DraftKings insists that the current shortage of major sports to wager on is only one step, and that the company has not expected any impact on its plans for 2021. The Q1 earnings loss was substantially greater than predicted by analysts, but investors continued to display excessive exuberance, driving the company’s shares up by the close of Friday’s trading to $29.23 by 15.5 per cent.

Asked about the online casino numbers of his business, Jason Robins, CEO of DraftKings, said that the vertical enjoyed “strong results” which continued to expand after the sport halt.
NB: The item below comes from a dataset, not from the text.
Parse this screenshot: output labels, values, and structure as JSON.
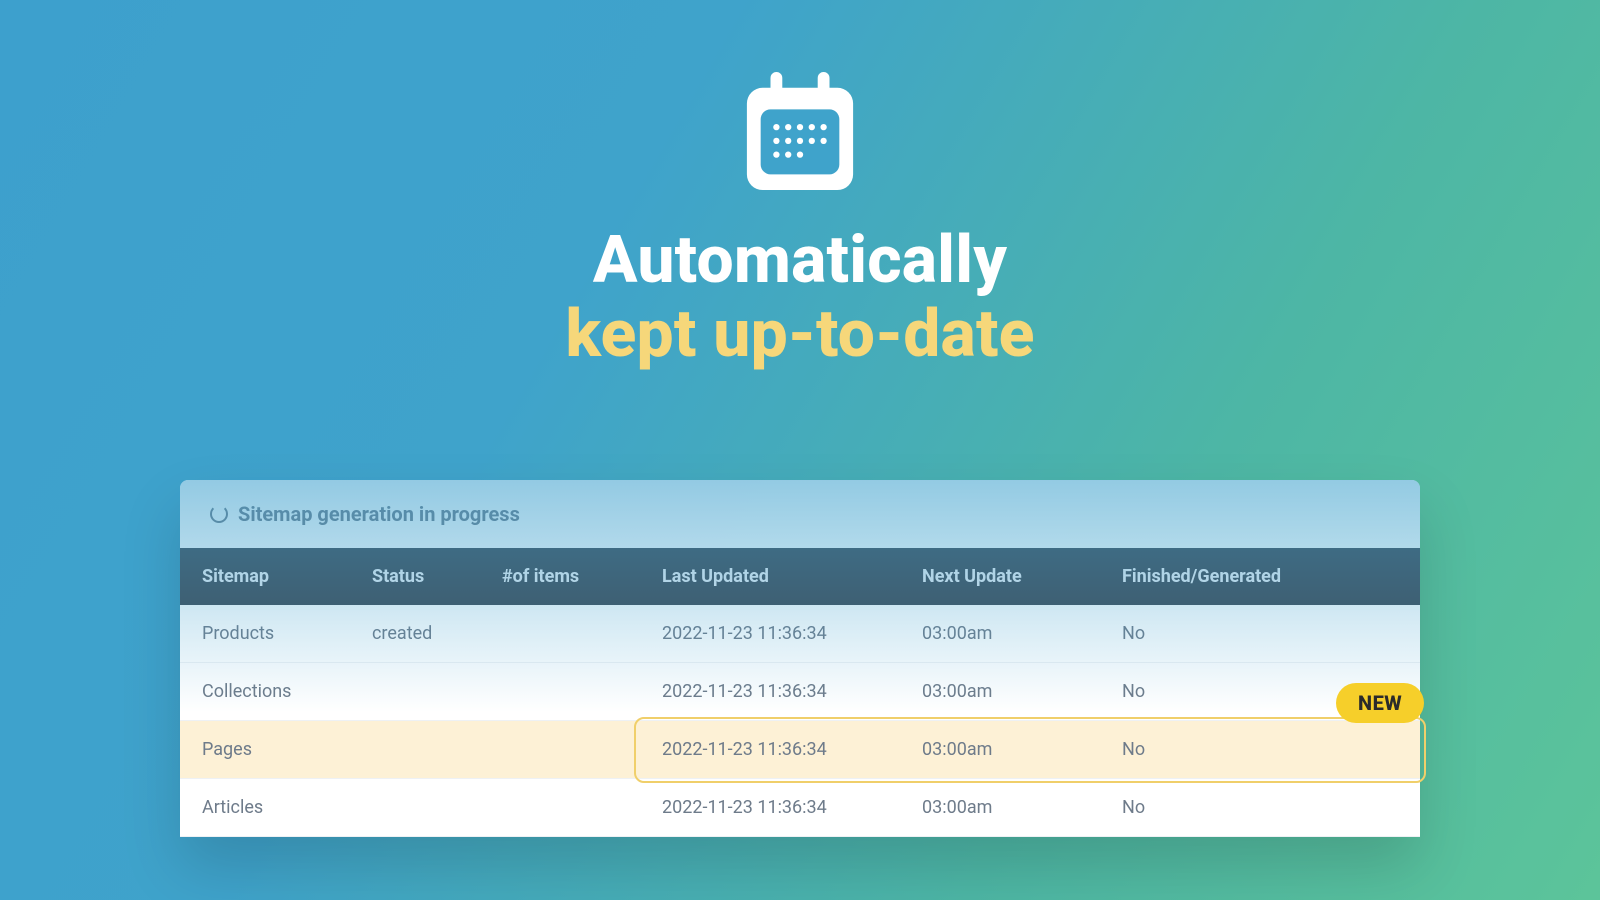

Asked about cross-selling DFS players to casino and ‘real’ betting, Robins said the results have been “in line with or better than we expected” so far.

Experience of SBTech as a European-focused supplier means that it is well versed in in-play gaming, something DraftKings has yet to launch. Robins said in-play was “a clear and important part” of the company’s product roadmap, but consumers probably won’t see in-play “really take shape until probably the second half of next year.”

As for the non-traditional sports that his company is currently focusing on, Robins talked fondly of eSports and ‘simulated sports’ such as EA’s Madden NFL video games, which Robins said DraftKings is running “up to 10-12 a day in a few days.”

Robins said there were “a lot of people at home looking to watch things” at the moment and he imagined that the Madden product could offer “some potential to extend the NFL season throughout the year” and avoid the seasonal deactivation of customers focused on football that occurs after the Super Bowl.

Regarding the core DFS customer base of the company, Robins said that when the site launched its new gaming verticals, the New Jersey market saw “some cannibalisation.” DFS however remains the top customer acquisition channel for DraftKings, so Robins says keeping DFS customers engaged “is always a focus.”